Here as promised is a side-by-side (well, top-by-bottom) comparison of clips from different versions of Hecht and MacArthur's The Front Page. Here's the escape of Earl Williams and its aftermath from the first film version of the play, Lewis Milestone's 1931 version with Pat O'Brien (Hildy) and Adolphe Menjou (Walter). Forgive the less-than-optimal picture quality of the clip:
Next, here's the same scene from the 1940 gender-bending remake, Howard Hawks's classic His Girl Friday with Rosalind Russell (Hildy) and Cary Grant (Walter). You'll see immediately that Hawks and his editor were heavily influenced by the staging and cutting of Milestone's film, though obviously both versions were influenced by the staging of the original play, and indeed a lot of what both Hawks and Milestone get credit for inventing -- the speed, the overlapping dialogue -- is just carried over from the Broadway original.
If Hawks's movie is better than Milestone's, and I think it is a better movie overall, it's because Hawks's version is more laugh-out-loud funny than the 1931 version; maybe that has to do with the casting of Grant and Russell, who are more natural comedians than Menjou and O'Brien. But you can't underestimate Milestone's work on the 1931 version; at a time when movies were static and stagey, he took a stage play, mostly taking place on one set, and made it move and flow (with fluid camera moves that most 1931 movies wouldn't try to pull off).
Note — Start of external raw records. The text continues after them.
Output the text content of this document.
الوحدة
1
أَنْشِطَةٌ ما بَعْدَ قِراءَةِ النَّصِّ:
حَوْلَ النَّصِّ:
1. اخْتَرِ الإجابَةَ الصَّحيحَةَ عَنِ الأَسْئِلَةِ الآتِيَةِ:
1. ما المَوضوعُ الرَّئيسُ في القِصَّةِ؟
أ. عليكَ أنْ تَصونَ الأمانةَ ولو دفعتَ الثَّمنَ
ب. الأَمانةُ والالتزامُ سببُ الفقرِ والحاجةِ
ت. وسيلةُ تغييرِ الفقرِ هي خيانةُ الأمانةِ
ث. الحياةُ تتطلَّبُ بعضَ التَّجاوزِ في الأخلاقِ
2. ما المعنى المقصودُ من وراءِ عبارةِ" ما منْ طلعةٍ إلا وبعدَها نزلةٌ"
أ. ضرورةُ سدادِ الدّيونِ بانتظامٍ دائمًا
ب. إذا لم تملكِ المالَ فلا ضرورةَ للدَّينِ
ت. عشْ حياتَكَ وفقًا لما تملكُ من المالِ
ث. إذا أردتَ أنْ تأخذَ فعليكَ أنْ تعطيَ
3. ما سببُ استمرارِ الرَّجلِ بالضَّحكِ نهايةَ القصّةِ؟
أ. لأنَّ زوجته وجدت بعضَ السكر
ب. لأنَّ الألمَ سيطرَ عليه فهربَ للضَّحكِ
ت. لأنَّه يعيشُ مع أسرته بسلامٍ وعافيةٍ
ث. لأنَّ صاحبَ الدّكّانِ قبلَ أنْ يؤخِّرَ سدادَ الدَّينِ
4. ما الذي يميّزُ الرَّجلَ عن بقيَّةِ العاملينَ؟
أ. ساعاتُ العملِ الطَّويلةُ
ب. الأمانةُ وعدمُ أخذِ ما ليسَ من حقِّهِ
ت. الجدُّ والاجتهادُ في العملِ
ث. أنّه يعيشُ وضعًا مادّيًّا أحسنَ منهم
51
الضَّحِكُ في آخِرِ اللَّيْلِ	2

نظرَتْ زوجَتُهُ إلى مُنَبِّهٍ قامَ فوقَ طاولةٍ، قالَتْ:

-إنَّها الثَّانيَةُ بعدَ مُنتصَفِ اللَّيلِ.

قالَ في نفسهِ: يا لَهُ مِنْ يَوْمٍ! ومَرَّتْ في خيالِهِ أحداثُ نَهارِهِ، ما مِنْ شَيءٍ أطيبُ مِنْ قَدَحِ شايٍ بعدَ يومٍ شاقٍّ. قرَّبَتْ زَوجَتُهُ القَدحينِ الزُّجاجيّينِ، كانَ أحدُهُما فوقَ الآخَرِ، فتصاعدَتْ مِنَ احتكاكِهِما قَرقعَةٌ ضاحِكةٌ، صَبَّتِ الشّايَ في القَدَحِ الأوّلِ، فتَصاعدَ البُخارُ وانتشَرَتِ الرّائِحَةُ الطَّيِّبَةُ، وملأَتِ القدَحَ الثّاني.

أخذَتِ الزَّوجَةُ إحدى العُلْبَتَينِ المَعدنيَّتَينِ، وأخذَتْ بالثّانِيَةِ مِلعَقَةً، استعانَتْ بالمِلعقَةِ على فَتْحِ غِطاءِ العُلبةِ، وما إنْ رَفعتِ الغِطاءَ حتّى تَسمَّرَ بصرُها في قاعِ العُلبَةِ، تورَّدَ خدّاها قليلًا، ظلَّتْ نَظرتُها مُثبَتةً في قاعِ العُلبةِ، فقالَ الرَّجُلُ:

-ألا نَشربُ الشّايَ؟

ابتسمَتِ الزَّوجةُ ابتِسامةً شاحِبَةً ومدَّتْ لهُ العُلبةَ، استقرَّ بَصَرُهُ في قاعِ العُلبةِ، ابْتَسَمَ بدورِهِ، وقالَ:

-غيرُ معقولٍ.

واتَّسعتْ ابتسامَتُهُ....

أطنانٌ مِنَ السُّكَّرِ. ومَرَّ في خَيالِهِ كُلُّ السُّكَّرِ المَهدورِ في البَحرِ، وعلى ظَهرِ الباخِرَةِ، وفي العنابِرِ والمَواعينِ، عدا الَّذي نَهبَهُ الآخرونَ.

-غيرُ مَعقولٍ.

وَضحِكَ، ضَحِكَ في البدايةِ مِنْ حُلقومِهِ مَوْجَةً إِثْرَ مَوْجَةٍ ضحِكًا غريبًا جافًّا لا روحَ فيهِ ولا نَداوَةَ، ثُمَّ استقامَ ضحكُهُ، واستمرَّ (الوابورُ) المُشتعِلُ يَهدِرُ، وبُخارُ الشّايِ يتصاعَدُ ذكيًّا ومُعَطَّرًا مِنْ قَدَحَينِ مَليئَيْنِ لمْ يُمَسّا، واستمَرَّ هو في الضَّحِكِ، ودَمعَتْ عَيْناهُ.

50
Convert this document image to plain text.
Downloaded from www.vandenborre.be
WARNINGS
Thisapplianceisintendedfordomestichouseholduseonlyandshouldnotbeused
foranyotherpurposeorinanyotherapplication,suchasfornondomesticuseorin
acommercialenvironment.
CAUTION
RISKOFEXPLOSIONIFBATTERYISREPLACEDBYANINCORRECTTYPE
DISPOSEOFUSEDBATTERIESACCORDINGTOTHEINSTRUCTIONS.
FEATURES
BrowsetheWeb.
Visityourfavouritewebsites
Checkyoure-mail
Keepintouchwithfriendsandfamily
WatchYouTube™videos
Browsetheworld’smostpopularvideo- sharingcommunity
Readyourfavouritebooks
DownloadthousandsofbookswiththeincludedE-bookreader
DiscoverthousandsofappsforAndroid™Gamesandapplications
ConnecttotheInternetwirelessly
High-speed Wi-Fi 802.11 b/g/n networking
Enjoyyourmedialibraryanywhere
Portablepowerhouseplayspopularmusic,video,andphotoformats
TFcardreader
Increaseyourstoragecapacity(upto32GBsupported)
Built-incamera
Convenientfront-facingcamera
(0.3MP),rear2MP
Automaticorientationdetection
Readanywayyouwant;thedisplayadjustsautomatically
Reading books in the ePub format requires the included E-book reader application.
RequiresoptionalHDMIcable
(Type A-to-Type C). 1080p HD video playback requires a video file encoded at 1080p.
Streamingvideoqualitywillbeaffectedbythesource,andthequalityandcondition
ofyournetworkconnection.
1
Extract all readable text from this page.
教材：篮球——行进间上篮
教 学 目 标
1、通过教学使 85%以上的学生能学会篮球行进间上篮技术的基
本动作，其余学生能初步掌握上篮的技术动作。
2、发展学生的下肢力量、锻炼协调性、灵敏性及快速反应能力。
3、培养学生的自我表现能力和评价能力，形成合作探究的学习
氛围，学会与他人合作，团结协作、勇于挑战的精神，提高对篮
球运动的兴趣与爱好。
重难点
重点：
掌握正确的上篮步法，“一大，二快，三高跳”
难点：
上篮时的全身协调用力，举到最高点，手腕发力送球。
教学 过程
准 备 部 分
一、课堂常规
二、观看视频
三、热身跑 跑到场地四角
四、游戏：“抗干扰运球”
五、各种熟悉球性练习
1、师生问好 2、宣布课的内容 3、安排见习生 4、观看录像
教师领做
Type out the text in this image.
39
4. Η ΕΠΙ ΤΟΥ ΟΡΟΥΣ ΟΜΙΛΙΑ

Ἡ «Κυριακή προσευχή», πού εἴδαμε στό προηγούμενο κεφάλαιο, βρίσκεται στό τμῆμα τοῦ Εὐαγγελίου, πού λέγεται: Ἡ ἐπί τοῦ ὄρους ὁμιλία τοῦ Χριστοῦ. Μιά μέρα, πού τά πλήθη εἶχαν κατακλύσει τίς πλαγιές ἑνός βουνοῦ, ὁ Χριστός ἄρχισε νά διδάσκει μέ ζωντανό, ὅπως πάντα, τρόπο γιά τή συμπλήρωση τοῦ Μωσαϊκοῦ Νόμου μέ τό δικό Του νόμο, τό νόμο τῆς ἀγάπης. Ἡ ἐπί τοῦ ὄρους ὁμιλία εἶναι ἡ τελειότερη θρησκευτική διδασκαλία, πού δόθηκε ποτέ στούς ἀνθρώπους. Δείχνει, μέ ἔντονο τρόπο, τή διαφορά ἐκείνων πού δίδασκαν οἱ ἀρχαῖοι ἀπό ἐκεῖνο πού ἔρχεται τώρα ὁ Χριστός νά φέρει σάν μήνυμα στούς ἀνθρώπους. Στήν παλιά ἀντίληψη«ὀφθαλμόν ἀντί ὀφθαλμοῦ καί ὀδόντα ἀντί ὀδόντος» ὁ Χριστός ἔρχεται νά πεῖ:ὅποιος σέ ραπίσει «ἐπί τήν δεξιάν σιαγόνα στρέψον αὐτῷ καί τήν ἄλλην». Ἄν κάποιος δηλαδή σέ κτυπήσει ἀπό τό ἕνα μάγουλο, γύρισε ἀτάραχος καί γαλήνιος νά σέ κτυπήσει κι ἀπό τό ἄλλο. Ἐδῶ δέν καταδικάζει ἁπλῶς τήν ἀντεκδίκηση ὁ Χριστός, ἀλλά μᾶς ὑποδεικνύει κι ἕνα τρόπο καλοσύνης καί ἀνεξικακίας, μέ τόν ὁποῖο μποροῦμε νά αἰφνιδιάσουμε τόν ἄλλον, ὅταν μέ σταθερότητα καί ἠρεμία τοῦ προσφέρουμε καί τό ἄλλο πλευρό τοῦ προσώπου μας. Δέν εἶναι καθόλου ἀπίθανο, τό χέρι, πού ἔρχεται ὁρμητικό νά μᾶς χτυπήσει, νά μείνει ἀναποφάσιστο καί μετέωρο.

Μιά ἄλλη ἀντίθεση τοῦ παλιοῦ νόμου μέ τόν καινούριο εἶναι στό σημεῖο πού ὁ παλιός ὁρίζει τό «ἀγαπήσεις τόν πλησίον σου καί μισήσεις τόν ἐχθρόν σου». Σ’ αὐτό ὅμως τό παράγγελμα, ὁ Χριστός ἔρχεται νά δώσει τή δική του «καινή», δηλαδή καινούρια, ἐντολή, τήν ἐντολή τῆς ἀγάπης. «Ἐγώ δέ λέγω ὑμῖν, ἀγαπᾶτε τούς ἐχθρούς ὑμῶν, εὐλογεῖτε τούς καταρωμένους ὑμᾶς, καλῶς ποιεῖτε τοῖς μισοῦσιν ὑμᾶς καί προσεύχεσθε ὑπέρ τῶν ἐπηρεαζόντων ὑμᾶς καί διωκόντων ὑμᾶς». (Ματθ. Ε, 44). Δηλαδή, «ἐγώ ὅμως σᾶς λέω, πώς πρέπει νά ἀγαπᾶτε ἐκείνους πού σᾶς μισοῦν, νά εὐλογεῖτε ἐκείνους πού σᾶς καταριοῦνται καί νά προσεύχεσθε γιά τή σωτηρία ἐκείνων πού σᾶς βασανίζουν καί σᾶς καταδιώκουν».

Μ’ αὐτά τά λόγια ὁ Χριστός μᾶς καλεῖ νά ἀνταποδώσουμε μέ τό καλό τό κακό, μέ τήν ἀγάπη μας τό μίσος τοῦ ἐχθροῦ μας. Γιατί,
Finally, here's the first part of the escape scene as it plays out in Billy Wilder's disappointing 1974 version, with Jack Lemmon as Hildy and Walter Matthau as, well, Walter. There's a lot wrong with Wilder's version -- Lemmon is miscast, and there's a nasty condescending edge to the whole thing -- but the biggest problem is just that Wilder and Izzy Diamond wrote a lot of new dialogue for the movie and most of it isn't very good (a joke about a guy wetting his pants?).